I am currently trying to design a database model to store all the possible nutrition data, but for many products there isn't as much data available as for the others, as a result many field could end up as NULL values (I do not want to use any placeholder/default values as I will need to be able to separate which ones are actually missing)
I found that PostgreSql might be a good solution for me, as I do not want to build a EAV (Entity-Attribute-Value) tables, because I have had my experience with it, it doesn't scale very well. (If "products" could have anywhere from 0 to 200 attributes, it would quickly get into tens of millions rows).

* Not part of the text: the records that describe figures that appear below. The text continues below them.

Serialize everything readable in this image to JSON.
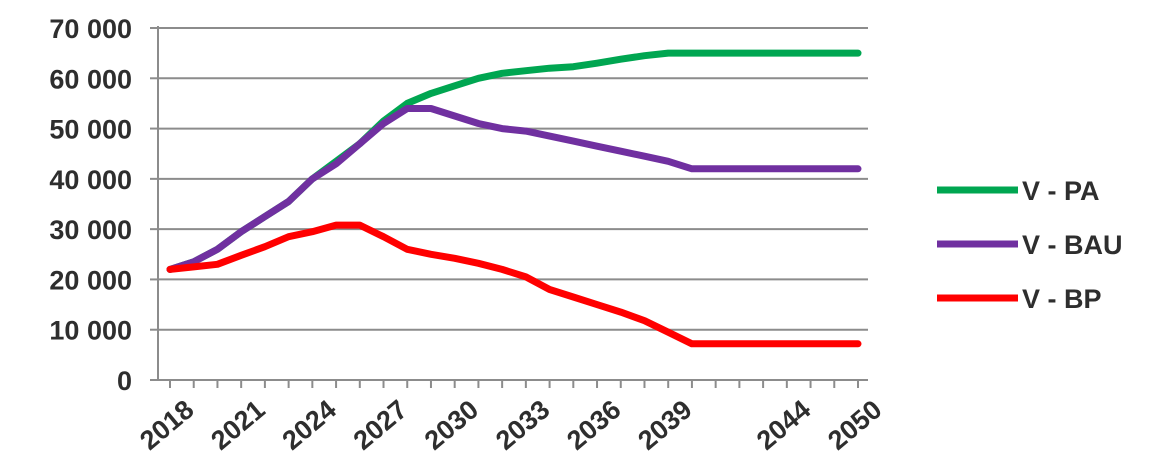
{
  "chart_data": {
    "type": "line",
    "x": [
      "2018",
      "2019",
      "2020",
      "2021",
      "2022",
      "2023",
      "2024",
      "2025",
      "2026",
      "2027",
      "2028",
      "2029",
      "2030",
      "2031",
      "2032",
      "2033",
      "2034",
      "2035",
      "2036",
      "2037",
      "2038",
      "2039",
      "2040",
      "2041",
      "2042",
      "2043",
      "2044",
      "2045",
      "2046",
      "2050"
    ],
    "x_tick_labels": [
      "2018",
      "2021",
      "2024",
      "2027",
      "2030",
      "2033",
      "2036",
      "2039",
      "2044",
      "2050"
    ],
    "x_tick_indices": [
      0,
      3,
      6,
      9,
      12,
      15,
      18,
      21,
      26,
      29
    ],
    "series": [
      {
        "name": "V - PA",
        "color": "#00a651",
        "values": [
          22000,
          23500,
          26000,
          29500,
          32500,
          35500,
          40000,
          43500,
          47000,
          51500,
          55000,
          57000,
          58500,
          60000,
          61000,
          61500,
          62000,
          62300,
          63000,
          63800,
          64500,
          65000,
          65000,
          65000,
          65000,
          65000,
          65000,
          65000,
          65000,
          65000
        ]
      },
      {
        "name": "V - BAU",
        "color": "#7030a0",
        "values": [
          22000,
          23500,
          26000,
          29500,
          32500,
          35500,
          40000,
          43000,
          47000,
          51000,
          54000,
          54000,
          52500,
          51000,
          50000,
          49500,
          48500,
          47500,
          46500,
          45500,
          44500,
          43500,
          42000,
          42000,
          42000,
          42000,
          42000,
          42000,
          42000,
          42000
        ]
      },
      {
        "name": "V - BP",
        "color": "#ff0000",
        "values": [
          22000,
          22500,
          23000,
          24800,
          26500,
          28500,
          29500,
          30800,
          30800,
          28500,
          26000,
          25000,
          24200,
          23200,
          22000,
          20500,
          18000,
          16500,
          15000,
          13500,
          11800,
          9500,
          7200,
          7200,
          7200,
          7200,
          7200,
          7200,
          7200,
          7200
        ]
      }
    ],
    "y_ticks": [
      "0",
      "10 000",
      "20 000",
      "30 000",
      "40 000",
      "50 000",
      "60 000",
      "70 000"
    ],
    "ylim": [
      0,
      70000
    ],
    "grid": true,
    "legend": "right",
    "title": "",
    "xlabel": "",
    "ylabel": ""
  }
}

PostgreSql has composite types and you can also store them as an array, which allows me to store key value pairs easily within a single column, as a result it is easy to lookup everything related to the "product", I can easily do a join between tables and have the data available.
Now the question is:
Is it a good solution, what kind of obstacles could I face, is there a better solution to my problem?
Would having separate tables for example:
CREATE TABLE products (
proteins_id FOREIGN KEY,
lipids_id FOREIGN KEY,
minerals_id FOREIGN KEY,
vitamins_id FOREIGN KEY)
each foreign key referencing a table with possibly up to 50 null values in a row
OR
CREATE TYPE custom_type (
field_1 INTEGER,
field_2 INTEGER
)
CREATE TABLE products (
proteins custom_type[],
lipids custom_type[],
minerals custom_type[],
vitamins custom_type[]
)
I understand that the optimal solution might be somewhere in-between those two solution by finding a balance of some sort, but I really need some pointers on that, thank you guys! :)
EDIT: Plus another things to consider: The tables might need to be expanded quite often and it would be great if the process were least painful.
I also face the same kind of problem with other tables such as (food) "recipes" as the number of ingredients can be very varying plus I need to store the measures/quantity of the components.